With the bull run morphing into a veritable stampede of vicious horns and hoofs, bears everywhere are cowering in their dens. Indeed, the ongoing bull market has left many a short-seller and top-picker maimed and mangled in its wake. Since the S&P 500 Index finally found its sea legs in late June following a wobbly response to Bernanke’s infamous taper remarks, it has risen almost 10%.
Many curious spectators wanting to finally jump into the fray face the difficult reality that many stocks have already ascended into the stratosphere. While chasing strength in a momentum-driven market can be rewarded from time to time, in the long run, buying stocks that are extremely extended from support zones is rarely a profitable venture.
Of course, not all segments of Wall Street have been full participants in the ongoing party. Some industries are just now starting to arrive at the bulls’ bash and therefore provide a potentially appealing alternative to the numerous high-flyers that have led the festivities thus far.
Most of these latecomers are tied to the commodity space, which has exhibited weak performance for many months. The strengthening U.S. dollar and relative weakness in emerging markets have undermined the commodity market’s attempt at returning to its former glory days — to say nothing of the fact that stocks are simply the best game in town right now.
The accompanying chart was included in one of John Murphy’s recent newsletters (subscription required) and clearly illustrates the impact that these two variables have had on commodities, as measured by the CRB Index:
Although the previously outlined evidence paints a rather poor picture for commodities, keep in mind that the markets are rotational in nature. As leading sectors encounter bouts of profit-taking, money often rotates into other areas which might become the new leaders for a spell. At some point, the beleaguered commodity sector will come back en vogue, you just need to wait for signs that bottoming fishes are starting to bite.

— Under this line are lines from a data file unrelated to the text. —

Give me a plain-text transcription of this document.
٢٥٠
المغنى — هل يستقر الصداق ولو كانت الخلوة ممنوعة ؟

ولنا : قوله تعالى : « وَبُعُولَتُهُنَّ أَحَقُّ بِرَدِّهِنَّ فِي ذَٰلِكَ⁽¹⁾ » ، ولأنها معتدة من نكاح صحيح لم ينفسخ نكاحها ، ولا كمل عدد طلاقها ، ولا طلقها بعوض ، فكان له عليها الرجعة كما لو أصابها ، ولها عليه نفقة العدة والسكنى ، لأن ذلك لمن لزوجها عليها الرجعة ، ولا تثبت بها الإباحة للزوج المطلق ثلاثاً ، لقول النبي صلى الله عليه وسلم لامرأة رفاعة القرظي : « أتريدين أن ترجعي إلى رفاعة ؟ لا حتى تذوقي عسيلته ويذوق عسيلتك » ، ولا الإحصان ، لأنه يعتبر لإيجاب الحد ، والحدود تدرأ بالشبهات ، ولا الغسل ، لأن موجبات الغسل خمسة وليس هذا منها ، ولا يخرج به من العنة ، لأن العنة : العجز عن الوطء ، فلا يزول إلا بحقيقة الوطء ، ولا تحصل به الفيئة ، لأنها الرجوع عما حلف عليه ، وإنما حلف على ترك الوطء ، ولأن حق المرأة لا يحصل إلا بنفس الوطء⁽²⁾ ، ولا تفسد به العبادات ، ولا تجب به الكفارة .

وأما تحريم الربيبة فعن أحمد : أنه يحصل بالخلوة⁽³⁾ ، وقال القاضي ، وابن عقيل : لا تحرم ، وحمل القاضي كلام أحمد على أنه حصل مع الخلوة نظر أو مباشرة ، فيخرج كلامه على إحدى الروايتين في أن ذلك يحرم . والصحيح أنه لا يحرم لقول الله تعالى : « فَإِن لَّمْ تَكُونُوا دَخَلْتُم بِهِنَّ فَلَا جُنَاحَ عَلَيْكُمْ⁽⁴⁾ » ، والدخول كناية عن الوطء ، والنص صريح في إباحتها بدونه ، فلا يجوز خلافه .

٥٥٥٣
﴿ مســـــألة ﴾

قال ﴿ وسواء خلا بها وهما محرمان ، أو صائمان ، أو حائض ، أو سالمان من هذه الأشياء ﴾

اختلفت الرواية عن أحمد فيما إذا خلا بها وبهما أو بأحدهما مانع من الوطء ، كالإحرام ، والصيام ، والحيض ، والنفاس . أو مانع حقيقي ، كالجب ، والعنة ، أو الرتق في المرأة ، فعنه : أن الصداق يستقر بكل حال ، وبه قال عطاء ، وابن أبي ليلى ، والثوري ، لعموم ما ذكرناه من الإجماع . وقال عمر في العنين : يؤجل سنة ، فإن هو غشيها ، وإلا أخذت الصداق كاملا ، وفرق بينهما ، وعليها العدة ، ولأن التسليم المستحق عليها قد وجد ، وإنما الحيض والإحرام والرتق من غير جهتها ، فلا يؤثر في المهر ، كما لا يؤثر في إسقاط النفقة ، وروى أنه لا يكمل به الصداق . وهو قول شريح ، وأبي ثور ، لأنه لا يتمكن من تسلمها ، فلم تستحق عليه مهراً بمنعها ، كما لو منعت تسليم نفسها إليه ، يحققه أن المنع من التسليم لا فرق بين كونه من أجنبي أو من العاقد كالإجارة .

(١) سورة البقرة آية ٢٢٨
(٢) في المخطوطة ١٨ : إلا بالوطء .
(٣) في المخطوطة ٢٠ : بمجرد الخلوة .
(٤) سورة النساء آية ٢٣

One of the more interesting charts in the sector is the Market Vectors Steel ETF (SLX). In mid-May, it staged a serious breakdown, breaching a key multiyear support level at $40. Unfortunately, the bears allowed a golden opportunity to slip from their fingertips. The breakdown became a fake-out, leading to a convincing 14% rebound over the past month.
With SLX now back above its 50-day moving average and forming a nice high base pattern, the bulls have definitely established a foothold.
Sadly, the liquidity of SLX options leaves much to be desired. Trading an individual steel stock like Nucor (NUE) might be the better route if you’re looking for option plays.
Nucor looks poised to break above resistance, so consider selling a Sep 45 put option for 70 cents or better. The max reward is limited to the initial 70 cents received and will be captured provided NUE remains above $45.
To minimize the risk, you could exit if NUE falls below the strike price of $45.
As of this writing, Tyler Craig did not hold a position in any of the aforementioned securities.